Surveillance is now so commonplace in our lives that, without thinking about it very much any more, I select shoes for travel for ease of removal at airport security. But sometimes the insertion of surveillance hits me afresh. As I drive home, listening to NPR, I wonder, am I hearing this right? Two insurance companies now offer in-car surveillance so that the misdeeds of teenage drivers can be recorded. The interviewees— representatives from each of the companies— explain in deadpan voices that the systems are motivated to educate young drivers. One company even offers the option of live-broadcast access for concerned parents. They talk about how the larger the number of teenagers in a car, the higher the likelihood of an accident. They mention that this would also deter drug use, sex while driving, other safety hazards. It all sounds so reasonable. Is this a violation of privacy, the public radio interviewer asks ingenuously. Nooooo. Like so many other explanations of surveillance inserted into the public space and our private our lives, the justifications are right out of the box: safety; a trade-off; economic advantage of not allowing the unqualified to drive/breed/ vote; the righteous majority must be protected from the few who are lawless; and, my favorite, less freedom will, in the end, make us all happier.
None of these explanations are in the least surprising to Alex Arrechea, who has made work about control, secrecy, surveillance for quite some time. And like the justifications, his work cloaks the devices in the sleekest of manifestations. The Garden of Mistrust (2003-05) is one of these elegant works. A white metal tree form blossoms with surveillance cameras. They have the animate characteristics that robots often do, parodies at once of both vegetal and animal forms. The cameras collect images that go onto the internet. All this watching, for what? The intelligence is dissipated into a maelstrom of images.
I recall the Very Large Array near Socorro, New Mexico. On a huge field, enormous satellite dishes gaze into the atmosphere. They are waiting for to record some minute event in space. These seem quaint, like wall flowers at a dance. Arrechea’s Garden of Mistrust shares some of the anticipation of the VLR, both wishing something interesting might happen.

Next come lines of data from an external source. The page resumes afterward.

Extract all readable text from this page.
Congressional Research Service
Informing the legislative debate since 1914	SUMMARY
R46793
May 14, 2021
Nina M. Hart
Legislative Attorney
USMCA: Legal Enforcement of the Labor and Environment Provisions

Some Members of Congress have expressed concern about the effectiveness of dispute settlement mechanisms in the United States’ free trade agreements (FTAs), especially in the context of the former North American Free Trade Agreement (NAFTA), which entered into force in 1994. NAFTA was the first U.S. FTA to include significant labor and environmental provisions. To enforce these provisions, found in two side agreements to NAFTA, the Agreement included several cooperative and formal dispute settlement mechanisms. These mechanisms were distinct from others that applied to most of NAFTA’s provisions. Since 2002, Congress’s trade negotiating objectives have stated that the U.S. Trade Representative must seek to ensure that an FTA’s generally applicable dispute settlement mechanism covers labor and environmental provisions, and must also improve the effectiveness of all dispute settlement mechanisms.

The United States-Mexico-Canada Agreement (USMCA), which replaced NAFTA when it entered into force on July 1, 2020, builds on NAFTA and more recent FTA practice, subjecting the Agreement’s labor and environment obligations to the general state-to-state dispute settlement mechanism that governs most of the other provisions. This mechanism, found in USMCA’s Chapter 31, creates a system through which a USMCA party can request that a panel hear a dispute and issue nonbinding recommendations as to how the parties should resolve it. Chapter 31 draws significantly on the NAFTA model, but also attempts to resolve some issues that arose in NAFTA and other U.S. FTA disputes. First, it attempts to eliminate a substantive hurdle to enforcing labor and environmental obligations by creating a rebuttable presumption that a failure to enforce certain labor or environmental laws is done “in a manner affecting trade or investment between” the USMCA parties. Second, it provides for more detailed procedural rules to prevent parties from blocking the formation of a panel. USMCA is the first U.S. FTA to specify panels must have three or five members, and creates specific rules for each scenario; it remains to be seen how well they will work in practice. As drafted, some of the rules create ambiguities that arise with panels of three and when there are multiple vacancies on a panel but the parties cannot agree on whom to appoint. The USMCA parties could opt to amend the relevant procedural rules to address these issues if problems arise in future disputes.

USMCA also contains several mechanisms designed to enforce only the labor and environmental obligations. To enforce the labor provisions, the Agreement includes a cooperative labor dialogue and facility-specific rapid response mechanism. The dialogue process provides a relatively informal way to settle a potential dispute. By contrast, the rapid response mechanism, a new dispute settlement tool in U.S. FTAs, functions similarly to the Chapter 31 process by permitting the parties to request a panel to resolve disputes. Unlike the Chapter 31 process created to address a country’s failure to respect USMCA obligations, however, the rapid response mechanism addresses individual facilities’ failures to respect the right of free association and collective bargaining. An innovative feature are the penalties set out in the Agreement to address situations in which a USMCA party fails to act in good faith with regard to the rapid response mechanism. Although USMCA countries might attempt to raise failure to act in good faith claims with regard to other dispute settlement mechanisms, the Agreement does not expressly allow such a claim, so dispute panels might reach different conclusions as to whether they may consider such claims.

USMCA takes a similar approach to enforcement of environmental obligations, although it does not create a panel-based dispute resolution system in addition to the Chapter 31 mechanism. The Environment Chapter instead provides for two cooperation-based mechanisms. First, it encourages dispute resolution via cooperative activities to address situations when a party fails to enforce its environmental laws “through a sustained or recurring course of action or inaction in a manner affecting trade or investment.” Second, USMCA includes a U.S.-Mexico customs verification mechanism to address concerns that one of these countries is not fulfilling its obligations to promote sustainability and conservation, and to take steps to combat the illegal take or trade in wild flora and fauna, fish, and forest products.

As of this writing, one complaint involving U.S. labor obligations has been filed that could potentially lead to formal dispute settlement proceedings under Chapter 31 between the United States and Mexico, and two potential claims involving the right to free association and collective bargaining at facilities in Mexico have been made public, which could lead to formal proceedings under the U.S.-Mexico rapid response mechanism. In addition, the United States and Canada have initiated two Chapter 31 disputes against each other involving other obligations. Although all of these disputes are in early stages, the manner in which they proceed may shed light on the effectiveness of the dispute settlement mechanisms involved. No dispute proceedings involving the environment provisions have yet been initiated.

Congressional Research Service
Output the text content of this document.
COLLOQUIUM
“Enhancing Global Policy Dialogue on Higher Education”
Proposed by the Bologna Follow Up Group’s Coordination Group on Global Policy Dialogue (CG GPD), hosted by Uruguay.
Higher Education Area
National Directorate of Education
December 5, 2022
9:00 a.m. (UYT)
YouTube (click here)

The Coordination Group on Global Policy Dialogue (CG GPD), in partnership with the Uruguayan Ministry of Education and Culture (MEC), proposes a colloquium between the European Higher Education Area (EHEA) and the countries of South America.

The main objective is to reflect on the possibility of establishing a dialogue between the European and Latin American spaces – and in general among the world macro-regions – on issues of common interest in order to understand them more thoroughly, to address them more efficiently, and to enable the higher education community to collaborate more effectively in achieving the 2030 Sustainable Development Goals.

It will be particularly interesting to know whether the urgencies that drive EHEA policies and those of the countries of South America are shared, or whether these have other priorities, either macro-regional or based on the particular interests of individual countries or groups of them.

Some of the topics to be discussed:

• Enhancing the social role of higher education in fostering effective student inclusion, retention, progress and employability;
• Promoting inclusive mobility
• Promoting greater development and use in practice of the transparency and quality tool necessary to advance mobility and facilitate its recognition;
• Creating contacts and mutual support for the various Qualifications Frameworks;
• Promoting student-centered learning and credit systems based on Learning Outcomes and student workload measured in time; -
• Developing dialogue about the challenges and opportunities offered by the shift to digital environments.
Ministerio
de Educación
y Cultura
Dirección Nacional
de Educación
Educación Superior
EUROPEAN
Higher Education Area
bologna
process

Sometimes the presence of surveillance equipment seems like a dare, an opportunity to act out. In the Palestinian film Rana’s Wedding (Hany Abu-Assad, 2002), Rana and Khalid, two Palestinians who want to marry, are repeatedly thwarted by bureaucracy, roadblocks, and Israeli soldiers who stop them with machine guns. In front of a surveillance camera on the street, Khalid dances and mimes for the camera, as far as he can go in defiance of the occupiers without being killed.
Toying with the mechanisms of repression seems to be the content underlying the title work of the exhibition. If fate is a foregone conclusion over which we have no control, is that not a form of repression? What if a palm reader lied to you about your fate? What if your palm could dissemble the truth? What would be the consequences? In this work, LEDs create different images as the patterns change. The implications are that we can become convinced that we are trapped in a fate that is simply the manipulation of the truth. We cannot fight the inevitable. But if the inevitable changes, we must find out who is controlling the pattern and seek control of it ourselves. Or pay the consequences of our ignorance, fear, or laziness.
The work seduces us into taking the present seriously. The artist seduces us with his intelligence, wit, and the beauty of the objects. He makes work that does not point a finger at anyone. It is intensely political, but it not propaganda, is political theory.